General characteristics
- Class & type: E-class submarine
- Displacement: 662 long tons (673 t) surfaced; 807 long tons (820 t) submerged;
- Length: 181 ft (55 m)
- Beam: 15 ft (4.6 m)
- Propulsion: 2 × 800 hp (597 kW) diesel; 2 × 420 hp (313 kW) electric; 2 screws;
- Speed: 15 knots (28 km/h; 17 mph) surfaced; 10 knots (19 km/h; 12 mph) submerged;
- Range: 3,000 nmi (5,600 km) at 10 kn (19 km/h; 12 mph) surfaced; 65 nmi (120 km) at 5 kn (9.3 km/h; 5.8 mph) surfaced;
- Complement: 31
- Armament: 5 × 18 inch (450 mm) torpedo tubes (2 bow, 2 beam, 1 stern); 1 × 12-pounder gun;

= HMS E42 =

Submarine of the Royal Navy

HMS E42 was a British E-class submarine built by Cammell Laird, Birkenhead. She was launched on 22 October 1915 and commissioned in July 1916. She served during the First World War, hitting with a torpedo the battlecruiser on 25 April 1918 and making an unsuccessful attack on U-92 on 1 July 1918.
E42 was sold for scrap at Poole on 6 September 1922.

==Design==
Like all post-E8 British E-class submarines, E42 had a displacement of 662 LT at the surface and 807 LT while submerged. She had a total length of 180 ft and a beam of 22 ft 8.5 in. She was powered by two 800 hp Vickers eight-cylinder two-stroke diesel engines and two 420 hp electric motors. The submarine had a maximum surface speed of 16 kn and a submerged speed of 10 kn. British E-class submarines had fuel capacities of 50 LT of diesel and ranges of 3255 mi when travelling at 10 kn. E42 was capable of operating submerged for five hours when travelling at 5 kn.

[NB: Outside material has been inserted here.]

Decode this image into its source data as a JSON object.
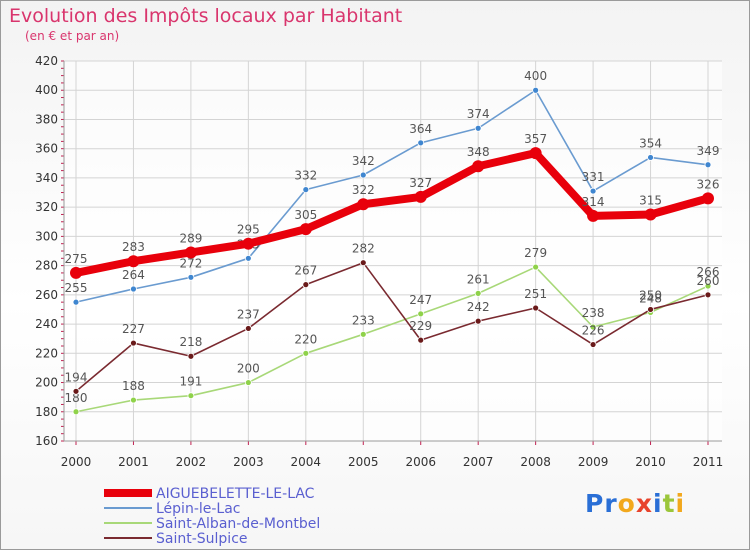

E42 was armed with a 12-pounder 76 mm QF gun mounted forward of the conning tower. She had five 18-inch (450 mm) torpedo tubes, two in the bow, one either side amidships, and one in the stern; a total of 10 torpedoes were carried.

E-Class submarines had wireless systems with 1 kW power ratings; in some submarines, these were later upgraded to 3 kW systems by removing a midship torpedo tube. Their maximum design depth was 100 ft although in service some reached depths of below 200 ft. Some submarines contained Fessenden oscillator systems.